Viele Beschwerden hier erübrigen sich, wenn die Kunden mal in ihren Spamfilter schauen würden, wo unsere Rückantworten, Bestellbestätigungen etc. landen.
Wenn man hier anonym bedroht wird, als Koksnase bezeichnet wird, Privatsphäre, Familie  angegriffen wird, dann hört es hier (für uns!)auf lustig zu werden.
Und dann werden wir, wie geschehen strafrechtlich ermitteln lassen.
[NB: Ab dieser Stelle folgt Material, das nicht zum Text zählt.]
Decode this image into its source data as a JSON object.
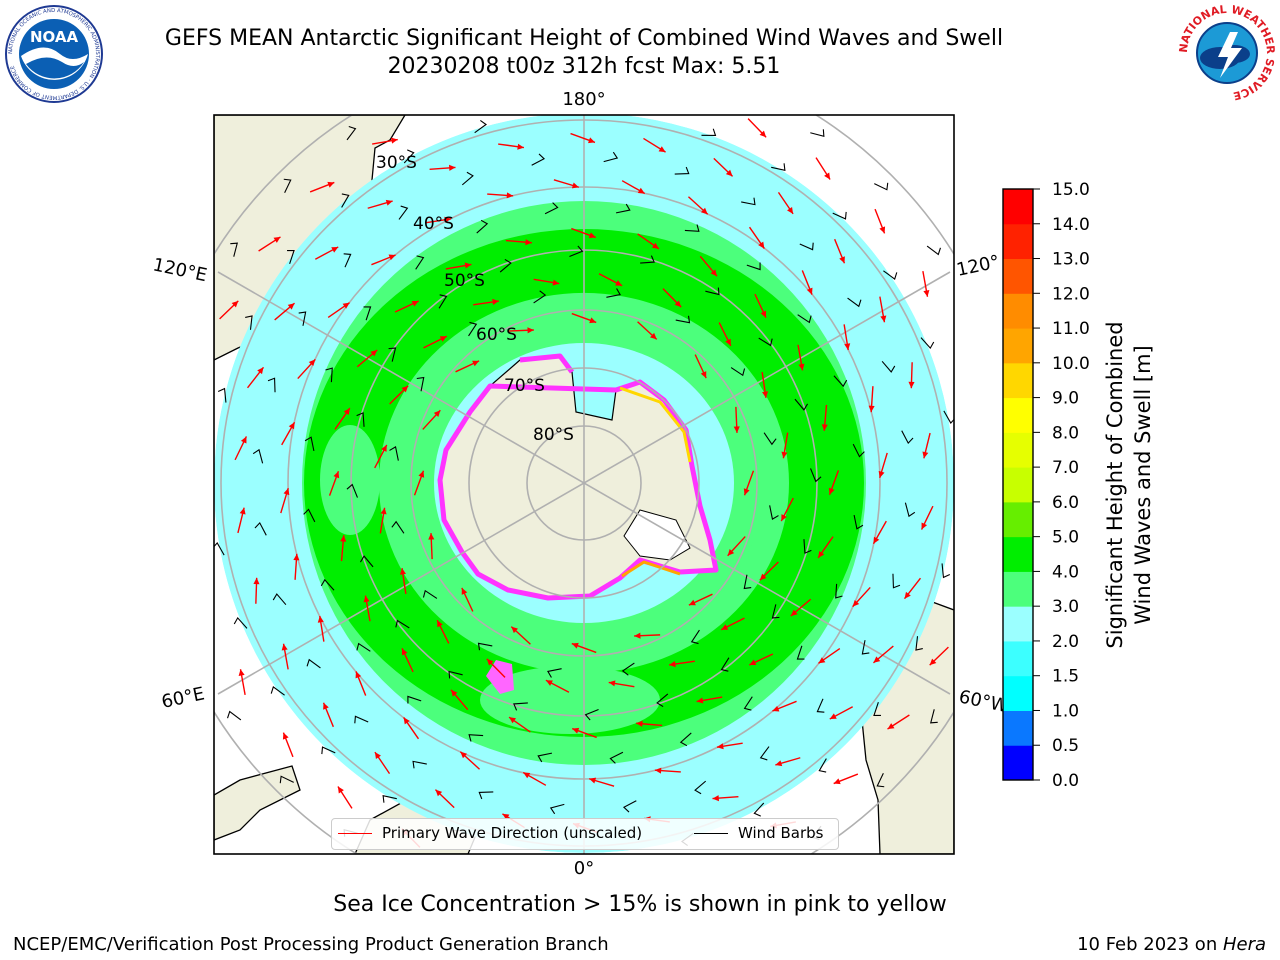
{
  "title_line1": "GEFS MEAN Antarctic Significant Height of Combined Wind Waves and Swell",
  "title_line2": "20230208 t00z 312h fcst   Max: 5.51",
  "noaa_logo_text": "NOAA",
  "noaa_ring_text": "NATIONAL OCEANIC AND ATMOSPHERIC ADMINISTRATION · U.S. DEPARTMENT OF COMMERCE",
  "nws_ring_text": "NATIONAL WEATHER SERVICE",
  "map": {
    "lon_labels": [
      "180°",
      "120°E",
      "120°",
      "60°E",
      "60°W",
      "0°"
    ],
    "lat_labels": [
      "30°S",
      "40°S",
      "50°S",
      "60°S",
      "70°S",
      "80°S"
    ]
  },
  "colorbar": {
    "title_line1": "Significant Height of Combined",
    "title_line2": "Wind Waves and Swell [m]",
    "ticks": [
      "0.0",
      "0.5",
      "1.0",
      "1.5",
      "2.0",
      "3.0",
      "4.0",
      "5.0",
      "6.0",
      "7.0",
      "8.0",
      "9.0",
      "10.0",
      "11.0",
      "12.0",
      "13.0",
      "14.0",
      "15.0"
    ],
    "colors": [
      "#0000ff",
      "#0a78ff",
      "#00ffff",
      "#3cffff",
      "#9bffff",
      "#4cff7c",
      "#00ee00",
      "#66ee00",
      "#c8ff00",
      "#e6ff00",
      "#ffff00",
      "#ffd700",
      "#ffa500",
      "#ff8c00",
      "#ff5500",
      "#ff2200",
      "#ff0000"
    ]
  },
  "legend": {
    "wave_label": "Primary Wave Direction (unscaled)",
    "wind_label": "Wind Barbs",
    "wave_color": "#ff0000",
    "wind_color": "#000000"
  },
  "subcaption": "Sea Ice Concentration > 15% is shown in pink to yellow",
  "footer_left": "NCEP/EMC/Verification Post Processing Product Generation Branch",
  "footer_right_date": "10 Feb 2023 on ",
  "footer_right_host": "Hera"
}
Was mir noch in diesem Forum auffällt ist, dass gerade einige unter lustigen Tiernamen postende User Bikes eines Mitbewerber fahren und darstellen, dass Ihnen Radon als Marke nicht gefällt, sie auch niemals ein Radon fahren würden und trotzdem hier rumposten und rumstänkern. Dass bleibt Ihnen selbstverständlich freigestellt, aber man sollte bedenken, dass ein grosser Vorteil einer Marktwirtschaft die Konsumentensouveränität ist, dass jeder aus einem grossen Angebot das konsumieren kann, was er möchte.
Komischerweise stänkern Radon Fahrer in anderen Foren nicht rum, vielleicht sitzen Radon Fahrer mehr auf ihrem Sattel als vor der Glotze.
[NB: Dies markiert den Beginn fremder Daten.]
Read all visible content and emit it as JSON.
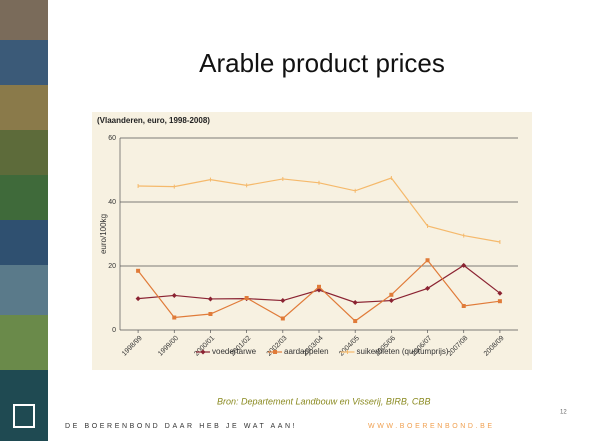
{
  "slide": {
    "title": "Arable product prices",
    "source": "Bron: Departement Landbouw en Visserij, BIRB, CBB",
    "footer": "DE BOERENBOND DAAR HEB JE WAT AAN!",
    "footer_url": "WWW.BOERENBOND.BE",
    "page_number": "12"
  },
  "chart_data": {
    "type": "line",
    "subtitle": "(Vlaanderen, euro, 1998-2008)",
    "y_label": "euro/100kg",
    "categories": [
      "1998/99",
      "1999/00",
      "2000/01",
      "2001/02",
      "2002/03",
      "2003/04",
      "2004/05",
      "2005/06",
      "2006/07",
      "2007/08",
      "2008/09"
    ],
    "series": [
      {
        "name": "voedertarwe",
        "color": "#8b2332",
        "marker": "diamond",
        "values": [
          9.8,
          10.8,
          9.7,
          9.8,
          9.2,
          12.5,
          8.6,
          9.2,
          13,
          20.2,
          11.5
        ]
      },
      {
        "name": "aardappelen",
        "color": "#e07b39",
        "marker": "square",
        "values": [
          18.5,
          3.9,
          5,
          10,
          3.6,
          13.5,
          2.8,
          11,
          21.8,
          7.5,
          9
        ]
      },
      {
        "name": "suikerbieten (quotumprijs)",
        "color": "#f5b96b",
        "marker": "tick",
        "values": [
          45,
          44.8,
          47,
          45.2,
          47.2,
          46,
          43.5,
          47.5,
          32.5,
          29.5,
          27.5
        ]
      }
    ],
    "ylim": [
      0,
      60
    ],
    "yticks": [
      0,
      20,
      40,
      60
    ],
    "grid": true
  }
}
Deshalb mein Ratschlag an alle diejenigen: 
Biken entspannt ungemein, nehmt euer Bike und fahrt eine Runde!!


----------



## ChrisStahl (9. September 2013)

Braunbaer schrieb:


> Geehrter Herr Stahl, ich bin kein Bestandskunde, sondern Kaufinteressent. Ich hatte bisher den Eindruck, dass sich die User hier bei Problemen ganz gut untereinander austauschen. Es ist ganz natürlich, dass Käufer bei technischen Problemen den Sachverhalt hier schildern. Als potentieller Kunde kann ich mir dann ein Bild von Qualität und Kulanz machen, das ist der Sinn dieses Forums. Auch als Hersteller haben Sie hier die Möglichkeit, sich einzubringen. Das ist im Regelfall eine sog. Win-Win-Situation. Den Vorwurf von undifferenzierten Äußerungen, "Feigheiten", "Flames", etc. kann ich bisher nicht nachvollziehen. Ich bin in der Tat erschrocken, mit welchem Ton Sie hier dem Kunden gegenüberstehen. Wenn ich bei einem möglichen techn. Defekt hier im Forum darüber berichte setze ich mch offenbar der Gefahr aus, dass Sie "kriminaltechnisch" gegen mich ermitteln oder besser: Ermitteln lassen. Dann werfen Sie Erpressung vor, ohne Sachverhalte zu nennen, was an sich schon eine üble Nachrede darstellt. Und ich soll jetzt ein Radonbike kaufen?
> 
> 
> 
> ...




.....müssen Sie nicht!


----------



## der_Schwabe81 (9. September 2013)

Finde ich auch ne komische Geschichte wenn Leute die mit einem entsprechendem Thema nichts am Hut haben, und dieses laut eigener Aussage auch nie haben wollen, sich dann in genau diesem Unterforum aufhalten 

ACHTUNG Hörensagen 
Soll ja auch Leute geben, die soetwas beruflich machen ....
also Bewertungen hoch oder runter treiben 
Kam da nicht neulich mal was bei Stern-TV oder so


----------



## axisofjustice (9. September 2013)

> Wenn man hier anonym bedroht wird, als Koksnase bezeichnet wird, Privatsphäre, Familie angegriffen wird, dann hört es hier (für uns!)auf lustig zu werden.
> Und dann werden wir, wie geschehen strafrechtlich ermitteln lassen.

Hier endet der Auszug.